Note: Person detection is not available on the Lite Desktop Client.
- Minimum required person to screen proportion: Specifies the ratio of the person to the screen height. This can be between 0 - 1 and allows for decimal precision. For example, if you don't want the person to show up unless they are greater than 25% of the image height, specify a value of 0.25.
- Consecutive confirmation required: Number of consecutive detections that are required before reporting that the person (based on object id) was actually detected. This setting can be used to filter out false positives.
- Detect persons every: This can be used to avoid running person detection on every frame. Since person detection requires a lot of GPU processing if the hardware is not powerful enough this value can be changed so that you only attempt to detect people every Nth frame to save processing power to keep up with real-time detection.
- Person detection threshold: Detection threshold to use when matching persons. The higher the threshold the more strict the matching will be and the higher the confidence will be that the actual person matches.
- Person separation threshold: Threshold controlling the person separation when the persons are overlapping. This determines how much overlap is needed before no longer detecting the object with the weaker footprint.

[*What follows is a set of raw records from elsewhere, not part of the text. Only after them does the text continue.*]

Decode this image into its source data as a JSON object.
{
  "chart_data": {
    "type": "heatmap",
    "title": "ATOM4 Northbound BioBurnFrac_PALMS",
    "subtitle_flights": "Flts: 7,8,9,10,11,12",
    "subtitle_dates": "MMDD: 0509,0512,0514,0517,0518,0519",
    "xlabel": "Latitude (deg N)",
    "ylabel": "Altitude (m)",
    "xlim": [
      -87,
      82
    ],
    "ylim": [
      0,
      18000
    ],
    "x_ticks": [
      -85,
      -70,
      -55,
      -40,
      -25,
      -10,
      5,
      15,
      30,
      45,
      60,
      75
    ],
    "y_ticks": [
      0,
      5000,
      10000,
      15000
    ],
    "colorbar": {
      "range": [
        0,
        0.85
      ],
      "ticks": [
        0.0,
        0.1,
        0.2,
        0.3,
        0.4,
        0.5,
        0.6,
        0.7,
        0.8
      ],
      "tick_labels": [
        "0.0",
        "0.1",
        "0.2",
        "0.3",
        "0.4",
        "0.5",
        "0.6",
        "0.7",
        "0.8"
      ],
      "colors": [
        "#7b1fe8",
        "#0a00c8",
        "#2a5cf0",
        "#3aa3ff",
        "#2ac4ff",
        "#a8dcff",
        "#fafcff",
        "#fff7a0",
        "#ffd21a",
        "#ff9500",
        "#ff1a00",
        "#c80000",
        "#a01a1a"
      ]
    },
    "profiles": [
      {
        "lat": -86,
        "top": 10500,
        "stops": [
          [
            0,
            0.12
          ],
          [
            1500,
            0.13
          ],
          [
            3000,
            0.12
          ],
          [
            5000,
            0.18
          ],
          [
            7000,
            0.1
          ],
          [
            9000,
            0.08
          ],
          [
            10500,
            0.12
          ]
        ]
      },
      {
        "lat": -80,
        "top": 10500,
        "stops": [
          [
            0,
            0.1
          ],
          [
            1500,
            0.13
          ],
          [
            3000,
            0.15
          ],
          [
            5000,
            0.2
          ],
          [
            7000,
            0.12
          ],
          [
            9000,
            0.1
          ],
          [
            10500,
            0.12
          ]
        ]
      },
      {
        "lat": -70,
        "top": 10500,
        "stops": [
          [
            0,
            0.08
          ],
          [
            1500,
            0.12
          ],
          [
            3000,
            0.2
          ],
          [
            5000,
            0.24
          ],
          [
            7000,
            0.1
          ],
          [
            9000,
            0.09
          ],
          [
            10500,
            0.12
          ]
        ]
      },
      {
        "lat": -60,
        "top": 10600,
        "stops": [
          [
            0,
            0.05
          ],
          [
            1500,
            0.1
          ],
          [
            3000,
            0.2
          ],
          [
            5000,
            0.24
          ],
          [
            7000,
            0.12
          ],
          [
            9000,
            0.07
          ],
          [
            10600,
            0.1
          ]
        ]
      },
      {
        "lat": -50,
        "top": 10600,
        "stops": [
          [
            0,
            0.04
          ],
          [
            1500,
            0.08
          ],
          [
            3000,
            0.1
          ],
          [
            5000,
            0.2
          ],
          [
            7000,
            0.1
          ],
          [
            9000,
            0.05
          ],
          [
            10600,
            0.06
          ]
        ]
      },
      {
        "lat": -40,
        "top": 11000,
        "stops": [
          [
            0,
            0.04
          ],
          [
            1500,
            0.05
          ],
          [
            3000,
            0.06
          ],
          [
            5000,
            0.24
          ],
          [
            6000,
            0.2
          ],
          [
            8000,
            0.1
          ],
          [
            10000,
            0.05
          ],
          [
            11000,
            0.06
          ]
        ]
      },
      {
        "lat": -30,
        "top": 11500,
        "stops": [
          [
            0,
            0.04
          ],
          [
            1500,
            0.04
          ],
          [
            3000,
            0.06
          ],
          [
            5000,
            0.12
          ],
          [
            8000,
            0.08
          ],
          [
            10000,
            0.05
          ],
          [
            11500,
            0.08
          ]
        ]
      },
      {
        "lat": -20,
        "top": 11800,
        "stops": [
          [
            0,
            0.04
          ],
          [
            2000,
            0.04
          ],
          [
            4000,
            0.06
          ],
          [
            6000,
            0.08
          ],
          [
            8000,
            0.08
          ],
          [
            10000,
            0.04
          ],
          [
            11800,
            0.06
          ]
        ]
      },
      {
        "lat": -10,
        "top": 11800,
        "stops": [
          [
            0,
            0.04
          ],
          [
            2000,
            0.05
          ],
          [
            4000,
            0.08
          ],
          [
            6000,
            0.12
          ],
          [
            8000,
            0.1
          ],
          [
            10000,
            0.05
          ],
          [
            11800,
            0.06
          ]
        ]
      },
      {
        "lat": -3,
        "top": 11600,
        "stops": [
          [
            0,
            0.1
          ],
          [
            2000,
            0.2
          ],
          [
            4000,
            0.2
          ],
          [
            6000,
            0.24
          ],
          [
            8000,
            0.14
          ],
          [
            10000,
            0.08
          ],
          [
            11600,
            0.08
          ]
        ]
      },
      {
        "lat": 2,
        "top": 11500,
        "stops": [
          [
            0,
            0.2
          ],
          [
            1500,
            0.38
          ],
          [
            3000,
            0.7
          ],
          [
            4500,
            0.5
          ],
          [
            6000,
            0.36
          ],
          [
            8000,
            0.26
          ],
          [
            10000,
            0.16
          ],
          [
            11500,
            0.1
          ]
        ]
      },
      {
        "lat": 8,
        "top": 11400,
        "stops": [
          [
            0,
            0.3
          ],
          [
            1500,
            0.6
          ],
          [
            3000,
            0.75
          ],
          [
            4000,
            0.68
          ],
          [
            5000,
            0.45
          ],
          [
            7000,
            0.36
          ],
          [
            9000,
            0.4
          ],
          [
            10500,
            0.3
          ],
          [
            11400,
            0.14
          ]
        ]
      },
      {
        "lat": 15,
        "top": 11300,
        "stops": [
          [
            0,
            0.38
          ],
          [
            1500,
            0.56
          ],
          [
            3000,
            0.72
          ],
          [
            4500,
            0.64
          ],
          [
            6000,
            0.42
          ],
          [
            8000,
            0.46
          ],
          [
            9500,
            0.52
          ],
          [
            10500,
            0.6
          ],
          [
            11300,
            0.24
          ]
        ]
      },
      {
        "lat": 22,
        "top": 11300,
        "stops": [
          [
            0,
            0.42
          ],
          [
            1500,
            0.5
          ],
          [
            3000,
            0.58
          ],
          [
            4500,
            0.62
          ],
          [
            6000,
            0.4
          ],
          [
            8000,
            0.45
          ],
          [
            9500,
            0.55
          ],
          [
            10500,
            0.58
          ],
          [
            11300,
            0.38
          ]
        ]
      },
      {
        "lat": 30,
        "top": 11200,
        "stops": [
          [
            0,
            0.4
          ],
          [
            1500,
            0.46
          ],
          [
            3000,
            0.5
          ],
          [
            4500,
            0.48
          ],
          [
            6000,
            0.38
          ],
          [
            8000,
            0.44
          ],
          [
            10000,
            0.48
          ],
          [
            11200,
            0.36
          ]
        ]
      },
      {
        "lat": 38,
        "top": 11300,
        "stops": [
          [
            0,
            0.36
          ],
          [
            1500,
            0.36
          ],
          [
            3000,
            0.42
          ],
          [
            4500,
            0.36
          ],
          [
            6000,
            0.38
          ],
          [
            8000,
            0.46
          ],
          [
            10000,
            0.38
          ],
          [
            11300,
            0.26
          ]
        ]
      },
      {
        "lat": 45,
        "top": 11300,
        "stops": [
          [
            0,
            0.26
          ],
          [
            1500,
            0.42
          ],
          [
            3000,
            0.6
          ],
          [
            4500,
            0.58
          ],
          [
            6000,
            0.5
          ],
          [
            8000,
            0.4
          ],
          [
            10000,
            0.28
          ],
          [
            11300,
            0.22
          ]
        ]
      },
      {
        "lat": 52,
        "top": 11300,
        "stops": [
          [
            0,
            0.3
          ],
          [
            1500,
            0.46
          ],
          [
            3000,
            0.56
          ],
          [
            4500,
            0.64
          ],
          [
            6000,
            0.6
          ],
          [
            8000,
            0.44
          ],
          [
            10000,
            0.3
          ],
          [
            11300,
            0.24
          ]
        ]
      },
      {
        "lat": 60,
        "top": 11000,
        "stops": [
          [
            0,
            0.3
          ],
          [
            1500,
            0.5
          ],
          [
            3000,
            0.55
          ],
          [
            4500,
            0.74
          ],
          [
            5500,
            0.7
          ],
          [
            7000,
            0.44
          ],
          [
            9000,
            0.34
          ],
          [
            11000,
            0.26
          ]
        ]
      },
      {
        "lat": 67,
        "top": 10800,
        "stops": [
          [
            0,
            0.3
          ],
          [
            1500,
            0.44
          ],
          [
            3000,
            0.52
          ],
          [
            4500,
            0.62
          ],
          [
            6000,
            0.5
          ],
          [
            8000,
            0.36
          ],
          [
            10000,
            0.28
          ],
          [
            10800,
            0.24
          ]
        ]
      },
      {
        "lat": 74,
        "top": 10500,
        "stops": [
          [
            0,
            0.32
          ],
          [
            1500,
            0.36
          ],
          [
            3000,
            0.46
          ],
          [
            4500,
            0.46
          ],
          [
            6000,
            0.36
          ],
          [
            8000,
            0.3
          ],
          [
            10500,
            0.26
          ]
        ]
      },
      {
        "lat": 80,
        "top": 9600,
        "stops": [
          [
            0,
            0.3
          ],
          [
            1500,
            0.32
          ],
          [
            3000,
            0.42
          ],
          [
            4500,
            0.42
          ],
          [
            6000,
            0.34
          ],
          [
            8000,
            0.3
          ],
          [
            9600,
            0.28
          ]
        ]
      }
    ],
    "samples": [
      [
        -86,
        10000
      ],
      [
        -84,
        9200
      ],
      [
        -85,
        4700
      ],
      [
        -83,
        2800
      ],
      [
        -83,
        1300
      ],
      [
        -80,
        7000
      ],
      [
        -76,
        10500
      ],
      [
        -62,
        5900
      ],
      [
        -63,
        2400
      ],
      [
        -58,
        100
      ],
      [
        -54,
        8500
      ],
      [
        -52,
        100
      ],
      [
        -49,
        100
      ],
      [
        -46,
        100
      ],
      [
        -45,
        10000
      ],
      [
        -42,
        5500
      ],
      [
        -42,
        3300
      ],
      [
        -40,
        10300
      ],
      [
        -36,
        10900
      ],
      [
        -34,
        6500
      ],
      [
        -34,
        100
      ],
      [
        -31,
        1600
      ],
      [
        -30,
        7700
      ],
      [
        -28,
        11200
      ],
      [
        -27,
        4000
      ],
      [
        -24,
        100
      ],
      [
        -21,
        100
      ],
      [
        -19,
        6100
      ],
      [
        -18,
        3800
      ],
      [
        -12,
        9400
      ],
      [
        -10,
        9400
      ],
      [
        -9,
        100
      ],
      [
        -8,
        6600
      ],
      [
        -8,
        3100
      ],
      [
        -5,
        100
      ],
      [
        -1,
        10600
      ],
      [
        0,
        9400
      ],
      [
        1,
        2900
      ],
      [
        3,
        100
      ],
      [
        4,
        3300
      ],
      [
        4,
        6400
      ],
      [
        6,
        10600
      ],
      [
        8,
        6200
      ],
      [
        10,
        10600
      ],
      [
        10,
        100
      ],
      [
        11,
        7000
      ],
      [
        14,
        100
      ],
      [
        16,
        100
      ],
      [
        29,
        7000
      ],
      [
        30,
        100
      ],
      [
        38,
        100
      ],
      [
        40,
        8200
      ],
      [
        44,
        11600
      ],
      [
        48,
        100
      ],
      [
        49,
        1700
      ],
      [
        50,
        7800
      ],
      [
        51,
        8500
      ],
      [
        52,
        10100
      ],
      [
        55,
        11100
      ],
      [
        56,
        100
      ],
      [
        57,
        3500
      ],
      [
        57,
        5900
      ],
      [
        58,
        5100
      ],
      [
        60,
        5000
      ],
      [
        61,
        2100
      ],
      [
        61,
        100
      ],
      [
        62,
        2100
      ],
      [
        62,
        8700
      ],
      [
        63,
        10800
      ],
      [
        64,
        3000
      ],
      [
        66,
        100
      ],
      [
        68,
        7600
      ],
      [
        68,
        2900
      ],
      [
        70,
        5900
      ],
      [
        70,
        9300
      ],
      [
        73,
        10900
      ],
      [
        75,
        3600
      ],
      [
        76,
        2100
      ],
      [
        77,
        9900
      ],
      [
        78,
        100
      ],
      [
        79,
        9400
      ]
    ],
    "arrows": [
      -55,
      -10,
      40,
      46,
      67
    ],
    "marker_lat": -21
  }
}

- Detection service: This setting may have one of 3 values:
- Maximum accuracy: Uses a larger model for the best accuracy, but the speed will be the slowest of the 3 options.
- Maximum speed: Uses a smaller model for the fastest speed, but the accuracy will be the lowest of the 3 options.
- Balanced: Uses a medium-sized model to have average precision and speed.
- Input size: Sets the person detector input size. This setting allows you to manage the trade-off between accuracy vs. speed. There are 3 possible values:
- Normal: This is the standard against which the other 2 possible values are measured.
- Small: This value has decreased accuracy but increased speed.
- Large: This value has increased accuracy but decreased speed.
- Frame buffer size: Sets the size of the frame buffer.
- Maximum detectors per feed: Specifies the maximum number of detectors that can run concurrently on the same feed.
macOS only. Internal use only.
- Max Simultaneous Detections: macOS only. Specifies the maximum number of detectors across all video feeds that can be used on this Desktop Client. This setting defaults to the number of cores that your machine has. We strongly recommend that you do not change this setting; doing so could greatly decrease your system's performance.